Il principale problema, per l’economia russa, è la difficoltà di accesso al credito. Neppure massicce immissioni di denaro da parte delle banche, per ora, hanno prodotto i risultati sperati. Così cittadini, piccoli e medi imprenditori si arrangiano, ricorrendo anche al baratto. Alla fabbrica di trattori di Chelyabinsk, per esempio, è stato offerto l’equivalente di 3.5 di rubli per un macchinario. Transazione non completata solo perché il latte era scaduto.
La crisi del credito, è legata a due aspetti: assenza di un mercato finanziario interno e fallimento delle politiche anti-inflazione.
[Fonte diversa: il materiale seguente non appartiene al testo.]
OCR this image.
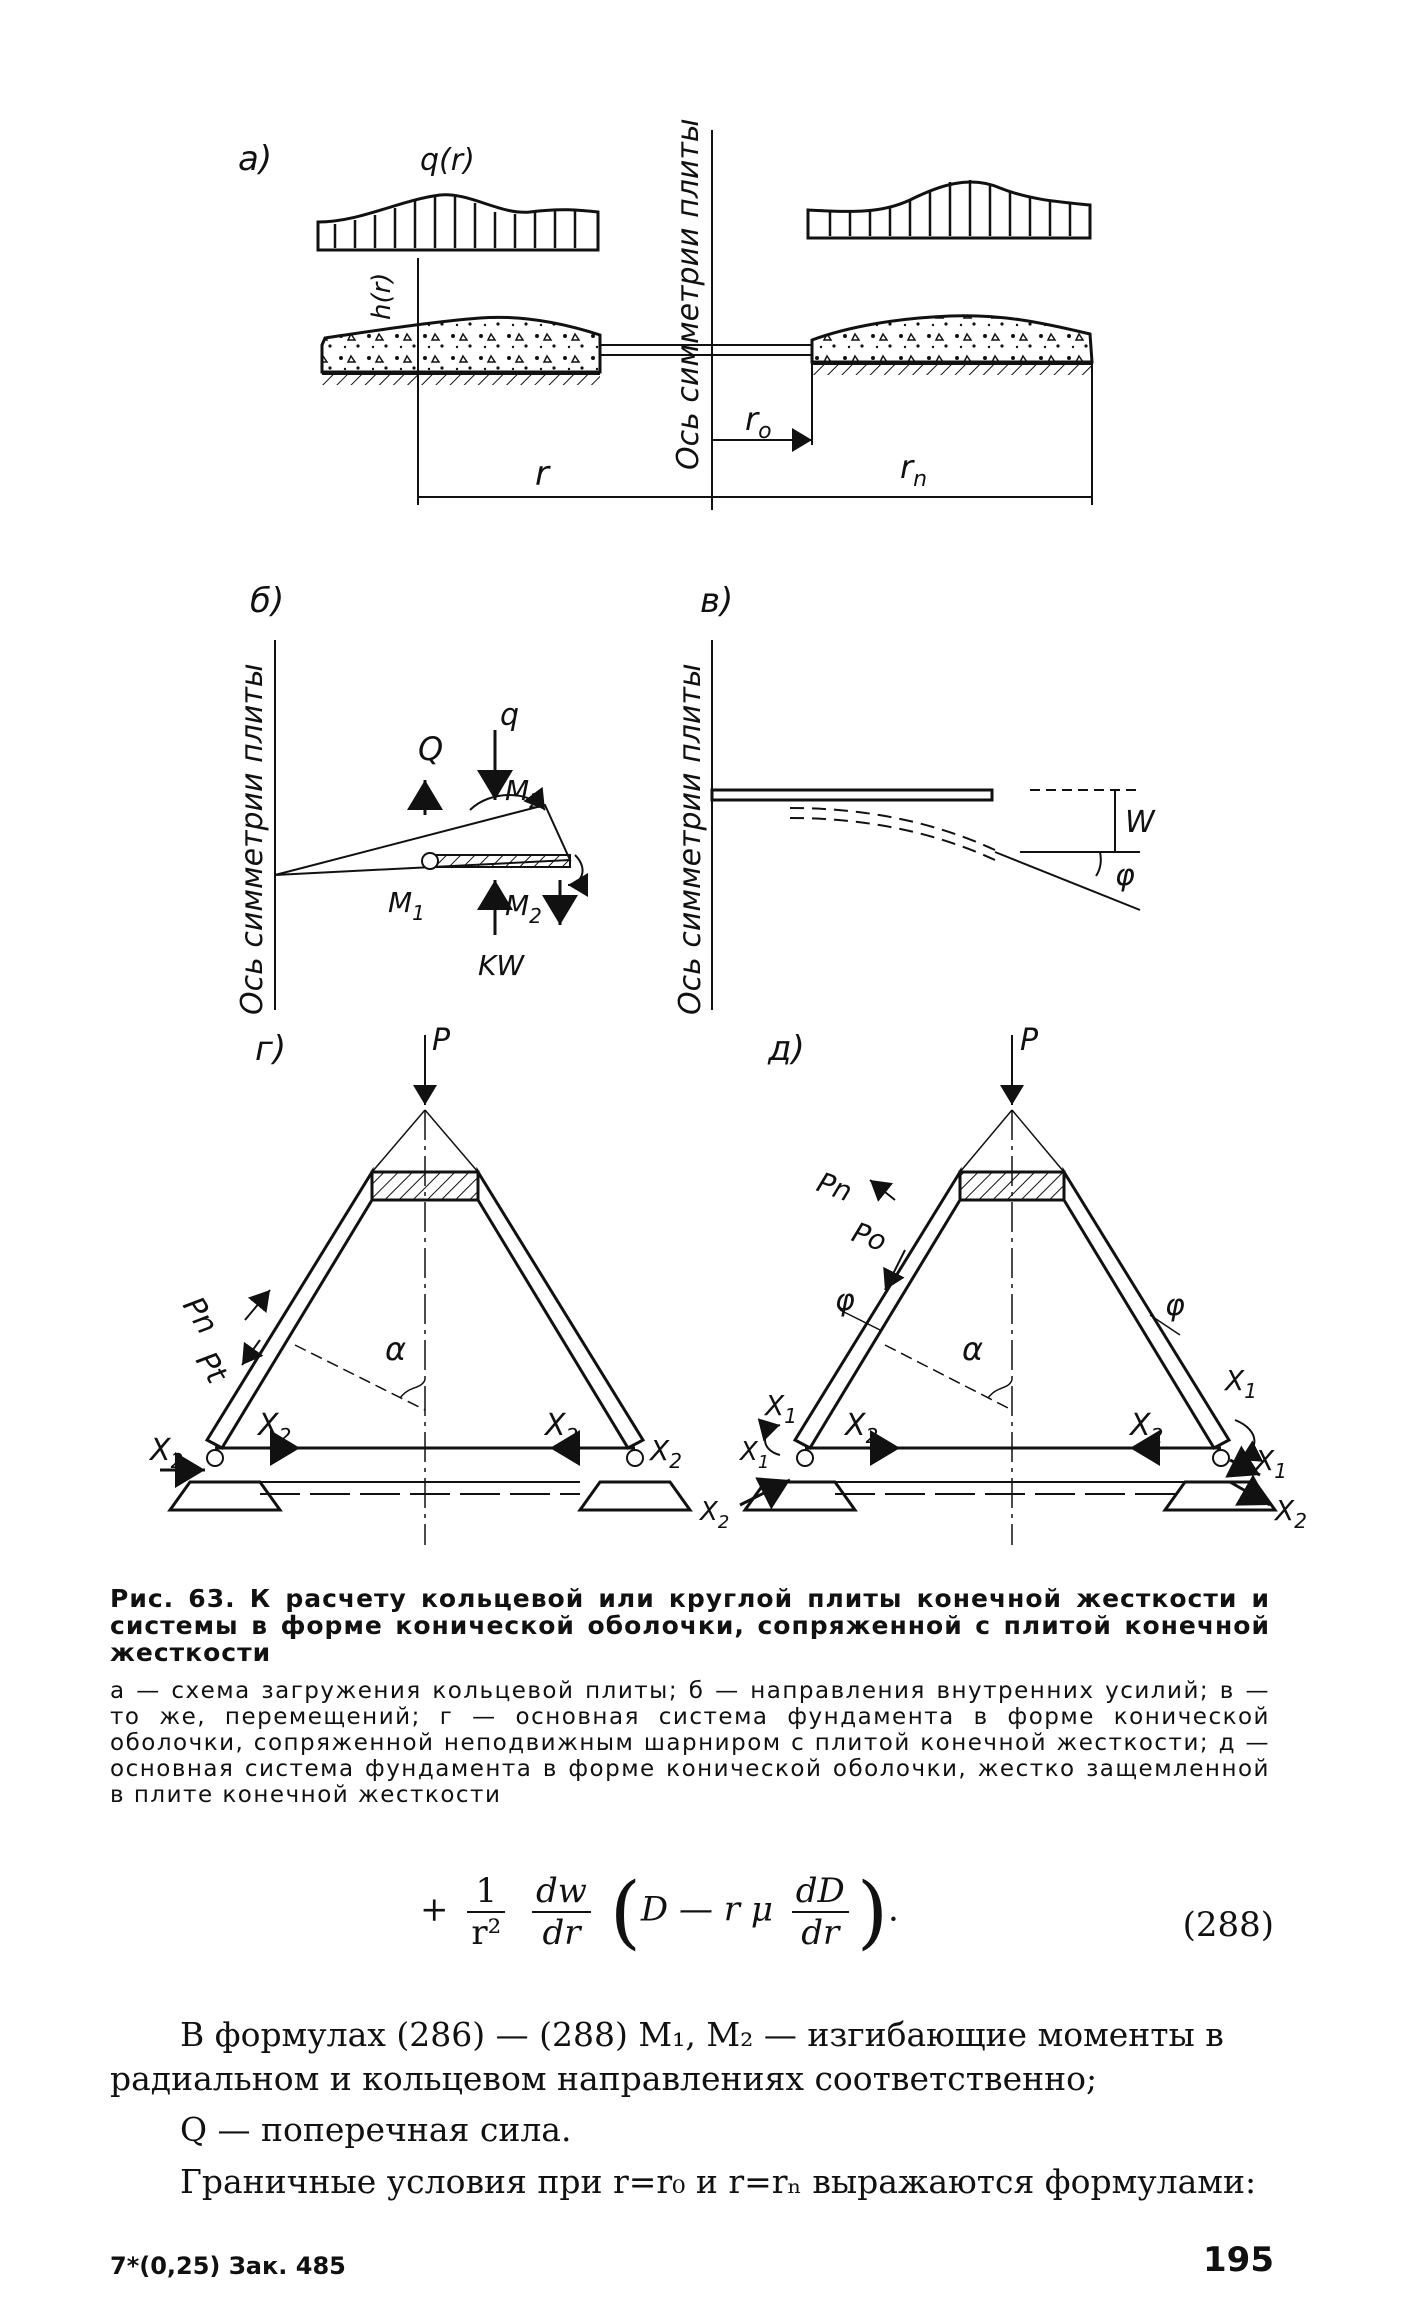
a)	q(r)	Ось симметрии плиты
h(r)
$r_o$
r	$r_n$
б)
Ось симметрии плиты	Q
q
$M_2$
$M_2$
$M_1$
KW
в)
Ось симметрии плиты	W
φ
г)	P
α
Pn
Pt
$X_2$	$X_2$
$X_2$	$X_2$
д)	P
α
Pn
Po
φ	φ
$X_2$	$X_2$
$X_1$
$X_1$
$X_1$	$X_1$
$X_2$	$X_2$
Рис. 63. К расчету кольцевой или круглой плиты конечной жесткости и системы в форме конической оболочки, сопряженной с плитой конечной жесткости
а — схема загружения кольцевой плиты; б — направления внутренних усилий; в — то же, перемещений; г — основная система фундамента в форме конической оболочки, сопряженной неподвижным шарниром с плитой конечной жесткости; д — основная система фундамента в форме конической оболочки, жестко защемленной в плите конечной жесткости
+ $\frac{1}{\text{r²}}$
$\frac{dw}{dr} (D$ — r μ $\frac{dD}{dr}$ ).	(288)
В формулах (286) — (288) M₁, M₂ — изгибающие моменты в радиальном и кольцевом направлениях соответственно;
Q — поперечная сила.
Граничные условия при r=r₀ и r=rₙ выражаются формулами:
7*(0,25) Зак. 485	195
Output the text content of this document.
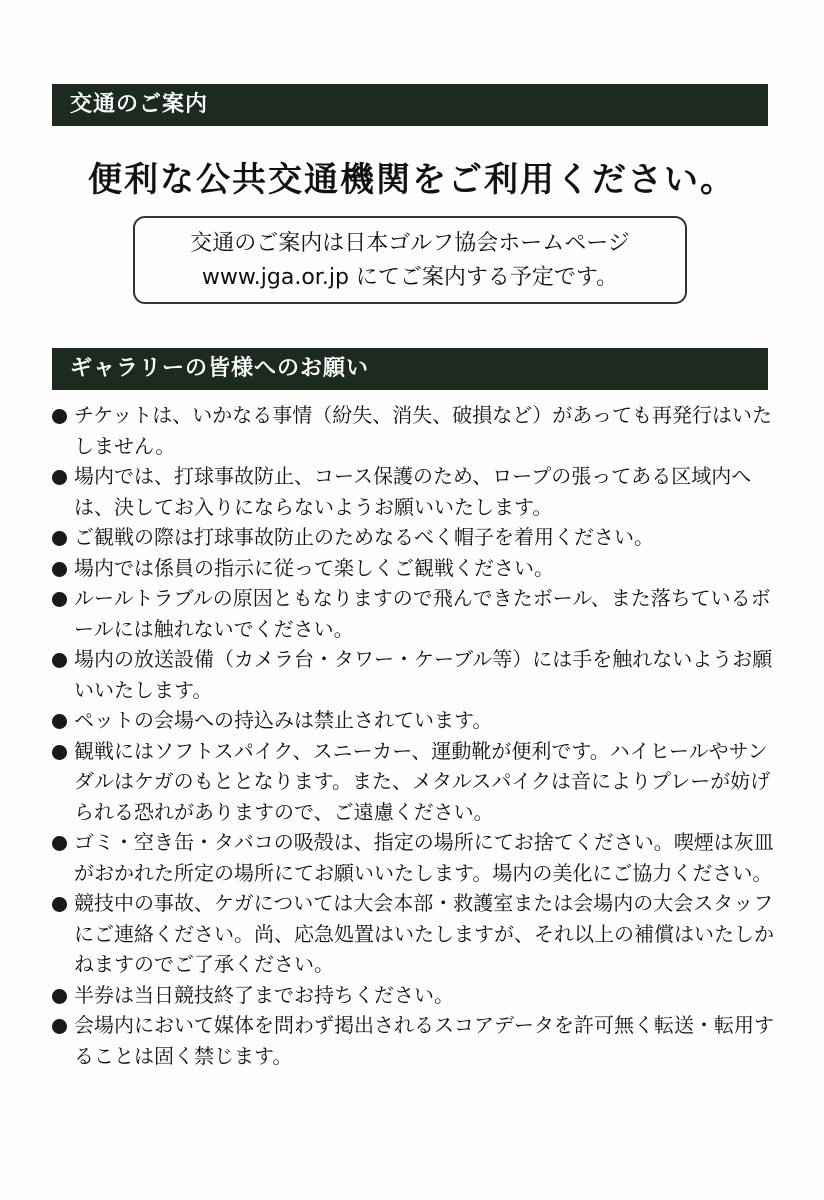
交通のご案内
便利な公共交通機関をご利用ください。
交通のご案内は日本ゴルフ協会ホームページ
www.jga.or.jp にてご案内する予定です。
ギャラリーの皆様へのお願い
チケットは、いかなる事情（紛失、消失、破損など）があっても再発行はいたしません。
場内では、打球事故防止、コース保護のため、ロープの張ってある区域内へは、決してお入りにならないようお願いいたします。
ご観戦の際は打球事故防止のためなるべく帽子を着用ください。
場内では係員の指示に従って楽しくご観戦ください。
ルールトラブルの原因ともなりますので飛んできたボール、また落ちているボールには触れないでください。
場内の放送設備（カメラ台・タワー・ケーブル等）には手を触れないようお願いいたします。
ペットの会場への持込みは禁止されています。
観戦にはソフトスパイク、スニーカー、運動靴が便利です。ハイヒールやサンダルはケガのもととなります。また、メタルスパイクは音によりプレーが妨げられる恐れがありますので、ご遠慮ください。
ゴミ・空き缶・タバコの吸殻は、指定の場所にてお捨てください。喫煙は灰皿がおかれた所定の場所にてお願いいたします。場内の美化にご協力ください。
競技中の事故、ケガについては大会本部・救護室または会場内の大会スタッフにご連絡ください。尚、応急処置はいたしますが、それ以上の補償はいたしかねますのでご了承ください。
半券は当日競技終了までお持ちください。
会場内において媒体を問わず掲出されるスコアデータを許可無く転送・転用することは固く禁じます。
Non solo: gran parte dei soldi piovuti in Russia negli ultimi anni sono in forma di prestito e non di investimento. Il governo di Mosca, poi, ha aumentato del 40% la spesa pubblica senza risolvere i due grandi problemi del paese, infrastrutture fatiscenti e crescita esponenziale della corruzione.
Risultato? Inflazione quasi al 15%. Nelle ultime settimane, qualcosa sembra muoversi, grazie alla crescita del rublo che ha prodotto un lieve calo inflattivo. Ma è solo la punta dell’iceberg: alla Russia serve continuità. Il programma anticrisi del Cremlino, in realtà, è pieno di buone intenzioni: modernizzazione, spesa responsabile, competitività. Attuarlo, però, significherebbe smantellare completamente il sistema politico del Paese.